Recently though, I have had the opportunity to experience a different Lutheranism than I grew up with. One that, at least in my experience, cares more about people than it does about doctrine. In experiencing and learning about this denomination I spent some time looking back at the denomination of my youth and realize that it once had this attitude. Only, in the early 1970s they made a choice. They chose purity of doctrine over love for their neighbor. I know people will say thats an oversimplification of what happened but the more I watch, the more I read, the more I see that battle for what it was I know that if doctrine wasn’t of prime importance then and now I probably never would have left and neither would the 40+ faculty and 2/3 of the student body that walked out back then.
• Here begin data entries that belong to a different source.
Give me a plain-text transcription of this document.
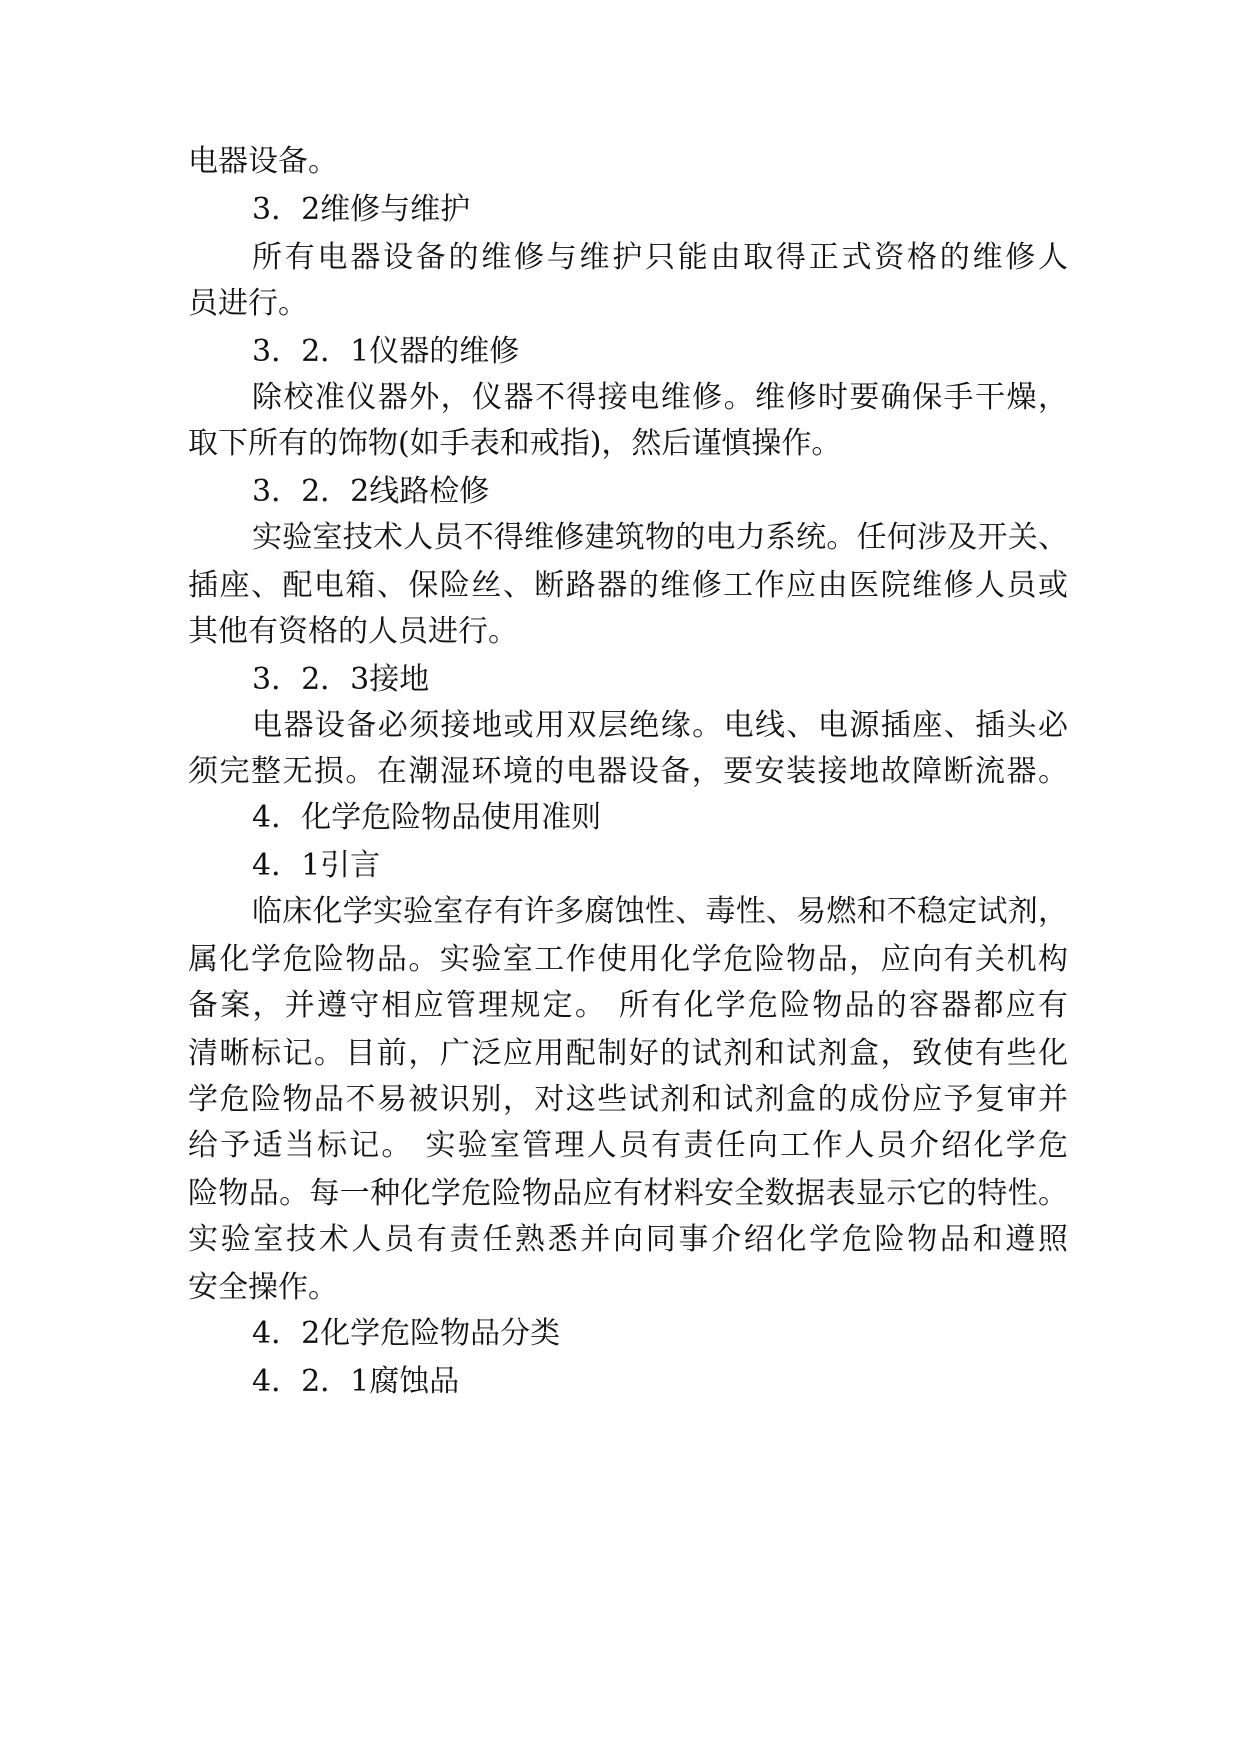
电器设备。
3．2维修与维护
所有电器设备的维修与维护只能由取得正式资格的维修人
员进行。
3．2．1仪器的维修
除校准仪器外，仪器不得接电维修。维修时要确保手干燥，
取下所有的饰物(如手表和戒指)，然后谨慎操作。
3．2．2线路检修
实验室技术人员不得维修建筑物的电力系统。任何涉及开关、
插座、配电箱、保险丝、断路器的维修工作应由医院维修人员或
其他有资格的人员进行。
3．2．3接地
电器设备必须接地或用双层绝缘。电线、电源插座、插头必
须完整无损。在潮湿环境的电器设备，要安装接地故障断流器。
4．化学危险物品使用准则
4．1引言
临床化学实验室存有许多腐蚀性、毒性、易燃和不稳定试剂，
属化学危险物品。实验室工作使用化学危险物品，应向有关机构
备案，并遵守相应管理规定。 所有化学危险物品的容器都应有
清晰标记。目前，广泛应用配制好的试剂和试剂盒，致使有些化
学危险物品不易被识别，对这些试剂和试剂盒的成份应予复审并
给予适当标记。 实验室管理人员有责任向工作人员介绍化学危
险物品。每一种化学危险物品应有材料安全数据表显示它的特性。
实验室技术人员有责任熟悉并向同事介绍化学危险物品和遵照
安全操作。
4．2化学危险物品分类
4．2．1腐蚀品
But the fact is they did, and so did I. So what now? Do I try to restore it to its former glory? Do I go to that new place I think could be a home? What do I do now? Well, now is when I have to pull that pin out and live up to it, only this time, I have to recognize that the fight isn’t what I thought it was. It isn’t about changing a system, it’s about being part of a community. It isn’t about defending a principle, it’s about helping a neighbor. It isn’t about taking a stand against an issue, it’s about taking a stand for people. Not in some abstract way though. It’s about recognizing the people in my life that I can have an affect on and doing what I can for them. It’s about my friend whose in the hospital battling cancer. It’s about another friend who feels kicked around by those whom he tried to serve. Its about each and every person who crosses paths with me.
Fighting the good fight will always be a difficult proposition because most times in a fight you have to choose a side. But the fight can’t be about choosing one side over another, it has to be about all those who have flesh and blood. Not against people, but for them. Standing alongside all of those who have been kicked around and all those who have done the kicking. It’s not about upholding one ideology over another, but cutting in both directions. I may not ever save the world. I may not ever be the anointed one to change the system. I may not know where Im going, but I do know that whoever I’m on the journey with are worth fighting for. Christian and NonChristian. Gay and Straight. Conservative and Liberal. Right and Wrong. Rich and Poor. Powerful and Oppressed. Fighting the good fight so that people know how much they matter, how much they are loved, and how much they belong, no matter who they happen to be.